Just then a short, thick-set man came hurrying past him into the shop. He was probably the whitest man going into that or any other shop, and he spoke out at once, very fast, but with a voice that sounded as if it came through a bag of meal.

"Ogden," said he, "got him shod? If you have, I'll take him. What do you say about that trade?"

"I don't want any more room than there is here," said the blacksmith, "and I don't care to move my shop."

"There's nigh onto two acres, mebbe more, all along the creek from below the mill to Deacon Hawkins's line, below the bridge," wheezed the mealy, floury, dusty man, rapidly. "I'll get two hundred for it some day, ground or no ground. Best place for a shop."

"This lot suits me," said the smith, hammering away. "'Twouldn't pay me to move—not in these times."
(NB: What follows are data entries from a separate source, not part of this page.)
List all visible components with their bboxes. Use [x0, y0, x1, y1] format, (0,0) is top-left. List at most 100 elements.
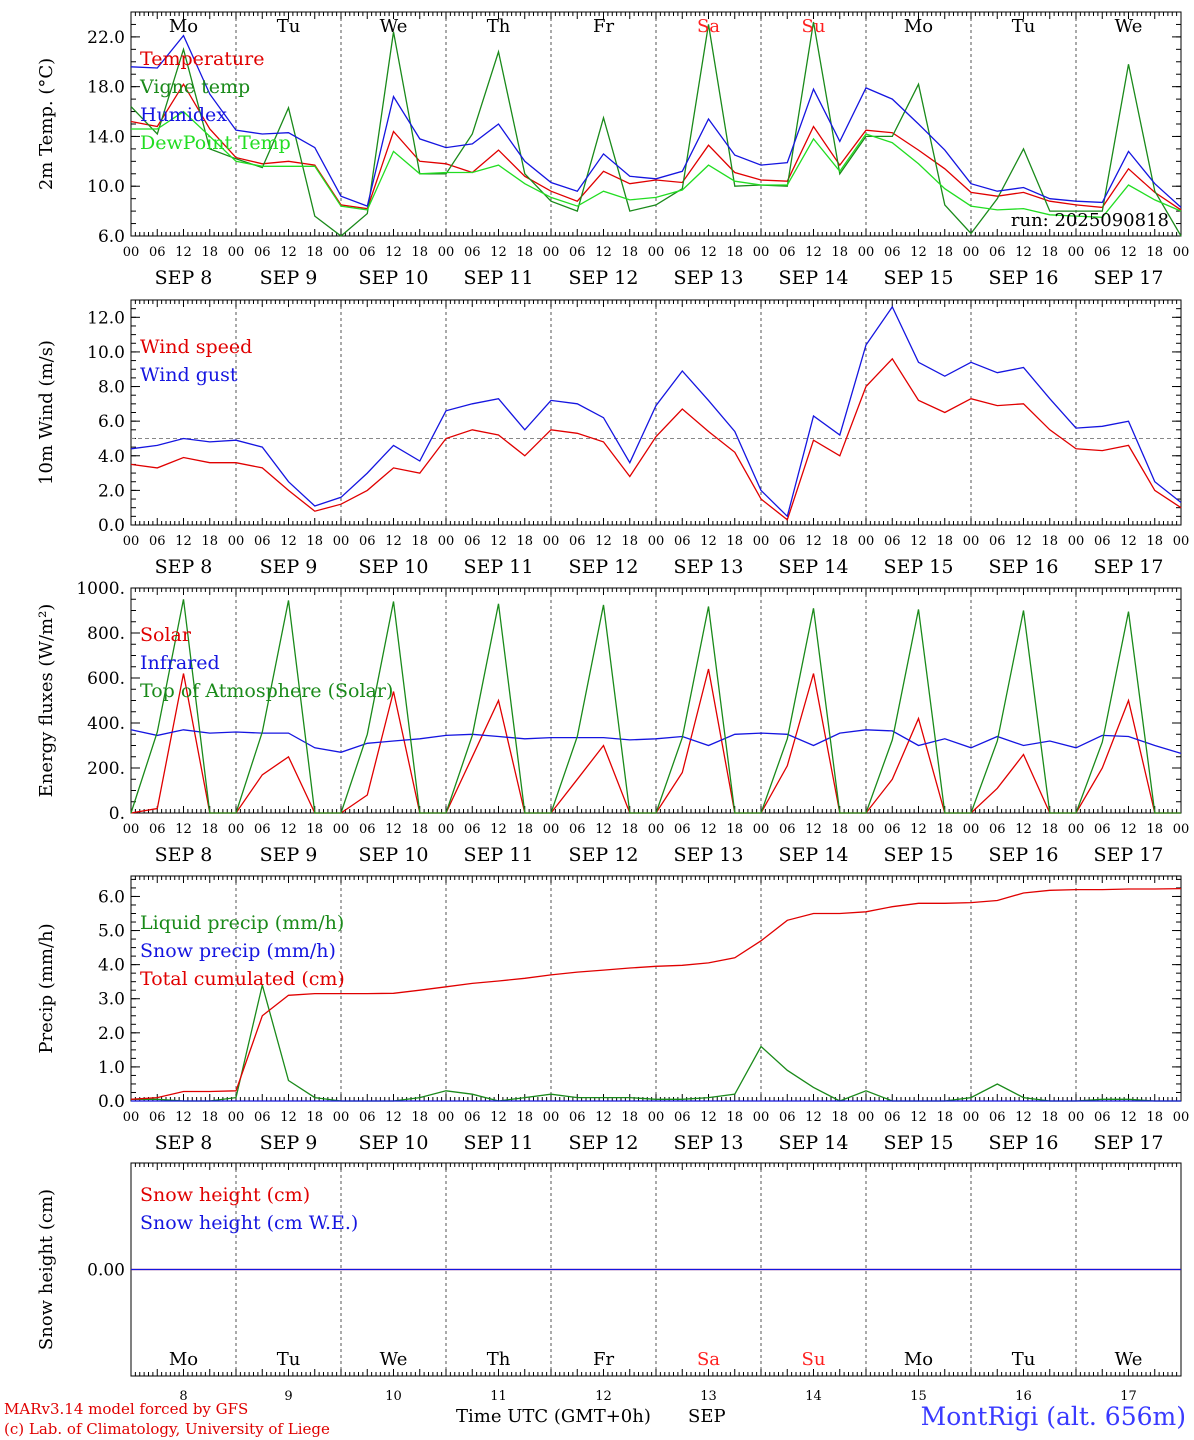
series-line-top-of-atmosphere-solar-: [130, 599, 1181, 814]
hour-label: 00: [333, 1110, 350, 1125]
hour-label: 06: [1094, 822, 1111, 837]
y-tick-label: 600.: [87, 669, 125, 689]
hour-label: 06: [464, 534, 481, 549]
hour-label: 06: [359, 534, 376, 549]
hour-label: 06: [884, 245, 901, 260]
hour-label: 18: [306, 245, 323, 260]
hour-label: 12: [700, 534, 717, 549]
hour-label: 12: [175, 1110, 192, 1125]
hour-label: 00: [963, 245, 980, 260]
date-label: SEP 8: [155, 556, 213, 578]
hour-label: 18: [201, 822, 218, 837]
hour-label: 00: [753, 245, 770, 260]
date-label: SEP 10: [359, 267, 429, 289]
y-axis-label: Snow height (cm): [36, 1189, 57, 1350]
series-line-dewpoint-temp: [131, 110, 1182, 218]
hour-label: 18: [201, 245, 218, 260]
hour-label: 06: [674, 822, 691, 837]
y-tick-label: 400.: [87, 714, 125, 734]
panel-4: 0.0 1.0 2.0 3.0 4.0 5.0 6.0 Precip (mm/h) Liquid…: [36, 875, 1189, 1154]
hour-label: 12: [385, 245, 402, 260]
legend-entry: Total cumulated (cm): [140, 968, 345, 990]
y-tick-label: 800.: [87, 624, 125, 644]
date-label: SEP 16: [989, 1132, 1059, 1154]
date-label: SEP 12: [569, 1132, 639, 1154]
date-label: SEP 12: [569, 267, 639, 289]
station-title: MontRigi (alt. 656m): [920, 1402, 1186, 1431]
y-tick-label: 2.0: [98, 1024, 125, 1044]
hour-label: 06: [149, 822, 166, 837]
date-label: SEP 9: [260, 1132, 318, 1154]
y-tick-label: 12.0: [87, 308, 125, 328]
date-label: SEP 12: [569, 556, 639, 578]
hour-label: 18: [726, 822, 743, 837]
hour-label: 18: [306, 534, 323, 549]
hour-label: 12: [910, 1110, 927, 1125]
hour-label: 00: [438, 822, 455, 837]
hour-label: 12: [910, 822, 927, 837]
hour-label: 00: [648, 534, 665, 549]
hour-label: 00: [753, 1110, 770, 1125]
hour-label: 00: [1068, 822, 1085, 837]
hour-label: 06: [149, 1110, 166, 1125]
hour-label: 00: [123, 245, 140, 260]
legend-entry: Vigne temp: [139, 76, 250, 98]
lab-credit: (c) Lab. of Climatology, University of L…: [4, 1420, 330, 1438]
hour-label: 00: [1173, 534, 1190, 549]
hour-label: 18: [831, 245, 848, 260]
hour-label: 06: [569, 822, 586, 837]
panel-2: 0.0 2.0 4.0 6.0 8.0 10.0 12.0 10m Wind (m/s) Win…: [36, 299, 1190, 578]
day-name: Th: [487, 16, 511, 37]
hour-label: 06: [359, 245, 376, 260]
hour-label: 06: [884, 1110, 901, 1125]
series-line-wind-gust: [130, 305, 1182, 518]
legend-entry: Humidex: [140, 104, 227, 126]
day-number: 8: [179, 1389, 187, 1404]
hour-label: 00: [543, 1110, 560, 1125]
day-name: Fr: [593, 16, 614, 37]
hour-label: 18: [1041, 1110, 1058, 1125]
hour-label: 00: [543, 822, 560, 837]
hour-label: 12: [595, 534, 612, 549]
run-label: run: 2025090818: [1011, 210, 1169, 231]
hour-label: 12: [1120, 534, 1137, 549]
y-axis-label: Precip (mm/h): [36, 923, 57, 1053]
hour-label: 12: [595, 1110, 612, 1125]
date-label: SEP 14: [779, 844, 849, 866]
date-label: SEP 10: [359, 1132, 429, 1154]
hour-label: 18: [516, 245, 533, 260]
day-name: Th: [487, 1349, 511, 1370]
hour-label: 06: [884, 534, 901, 549]
hour-label: 12: [385, 534, 402, 549]
day-number: 17: [1120, 1389, 1137, 1404]
hour-label: 00: [858, 245, 875, 260]
hour-label: 00: [753, 534, 770, 549]
day-name: Mo: [904, 1349, 933, 1370]
date-label: SEP 13: [674, 1132, 744, 1154]
day-name: We: [1115, 16, 1143, 37]
hour-label: 00: [228, 822, 245, 837]
date-label: SEP 15: [884, 556, 954, 578]
y-tick-label: 6.0: [98, 227, 125, 247]
y-tick-label: 0.: [109, 804, 125, 824]
hour-label: 00: [543, 245, 560, 260]
day-name: Mo: [169, 1349, 198, 1370]
hour-label: 18: [726, 1110, 743, 1125]
day-name: Sa: [697, 1349, 720, 1370]
date-label: SEP 13: [674, 556, 744, 578]
date-label: SEP 16: [989, 267, 1059, 289]
hour-label: 18: [201, 1110, 218, 1125]
hour-label: 12: [595, 822, 612, 837]
hour-label: 12: [910, 534, 927, 549]
hour-label: 06: [779, 822, 796, 837]
hour-label: 00: [438, 534, 455, 549]
date-label: SEP 8: [155, 844, 213, 866]
hour-label: 12: [1015, 245, 1032, 260]
hour-label: 00: [753, 822, 770, 837]
y-tick-label: 2.0: [98, 481, 125, 501]
date-label: SEP 17: [1094, 267, 1164, 289]
legend-entry: Snow height (cm): [140, 1184, 310, 1206]
series-line-wind-speed: [130, 357, 1182, 521]
hour-label: 06: [359, 1110, 376, 1125]
hour-label: 12: [1120, 1110, 1137, 1125]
The miller had more to say, while he unhitched his horse, but he led him out without getting any more favorable reply about the trade.

"Come and blow, Jack," said the smith, and the boy in the door turned promptly to take the handle of the bellows.
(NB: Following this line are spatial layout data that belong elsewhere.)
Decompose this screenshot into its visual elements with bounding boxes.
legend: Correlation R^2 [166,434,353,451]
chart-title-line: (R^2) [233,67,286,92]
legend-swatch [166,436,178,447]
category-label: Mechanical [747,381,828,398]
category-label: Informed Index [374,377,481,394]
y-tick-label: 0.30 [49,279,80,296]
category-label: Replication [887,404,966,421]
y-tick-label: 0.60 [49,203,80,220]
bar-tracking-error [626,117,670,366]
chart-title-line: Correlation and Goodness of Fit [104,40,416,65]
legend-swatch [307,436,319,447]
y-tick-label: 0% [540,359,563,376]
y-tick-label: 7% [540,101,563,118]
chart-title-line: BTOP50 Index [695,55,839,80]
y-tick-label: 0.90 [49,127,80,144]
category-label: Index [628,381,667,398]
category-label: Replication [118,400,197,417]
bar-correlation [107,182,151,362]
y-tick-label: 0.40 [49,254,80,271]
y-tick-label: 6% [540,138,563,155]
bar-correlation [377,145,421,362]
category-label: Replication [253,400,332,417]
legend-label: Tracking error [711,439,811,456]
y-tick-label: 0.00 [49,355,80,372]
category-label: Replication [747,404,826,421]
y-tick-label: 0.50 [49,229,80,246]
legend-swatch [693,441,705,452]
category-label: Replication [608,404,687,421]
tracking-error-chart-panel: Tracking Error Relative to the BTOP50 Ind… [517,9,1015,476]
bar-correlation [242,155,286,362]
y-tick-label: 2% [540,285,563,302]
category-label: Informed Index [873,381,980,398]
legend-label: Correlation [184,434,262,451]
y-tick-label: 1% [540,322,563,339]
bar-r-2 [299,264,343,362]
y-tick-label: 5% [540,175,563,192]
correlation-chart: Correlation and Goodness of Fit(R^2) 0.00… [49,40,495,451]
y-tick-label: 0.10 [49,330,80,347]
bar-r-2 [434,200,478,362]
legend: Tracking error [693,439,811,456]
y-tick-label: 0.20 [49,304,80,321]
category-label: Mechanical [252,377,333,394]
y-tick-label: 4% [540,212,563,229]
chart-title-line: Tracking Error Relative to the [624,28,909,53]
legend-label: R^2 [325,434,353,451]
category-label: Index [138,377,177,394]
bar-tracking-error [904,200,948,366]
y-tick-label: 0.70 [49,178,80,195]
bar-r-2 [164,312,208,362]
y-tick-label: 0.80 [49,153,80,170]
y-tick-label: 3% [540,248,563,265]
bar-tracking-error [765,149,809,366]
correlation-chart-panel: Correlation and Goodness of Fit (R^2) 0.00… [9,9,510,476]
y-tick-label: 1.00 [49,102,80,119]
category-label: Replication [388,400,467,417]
The little heap of charcoal and coke in the forge brightened and sent up fiery tongues, as the great leathern lungs wheezed and sighed, and Jack himself began to puff.

"I've got to have a bigger man than you are, for a blower and striker," said the smith. "He's coming Monday morning. It's time you were doing something, Jack."

"Why, father," said Jack, as he ceased pulling on the bellows, and the shoe came out of the fire, "I've been doing something ever since I was twelve. Been working here since May, and lots o' times before that. Learned the trade, too."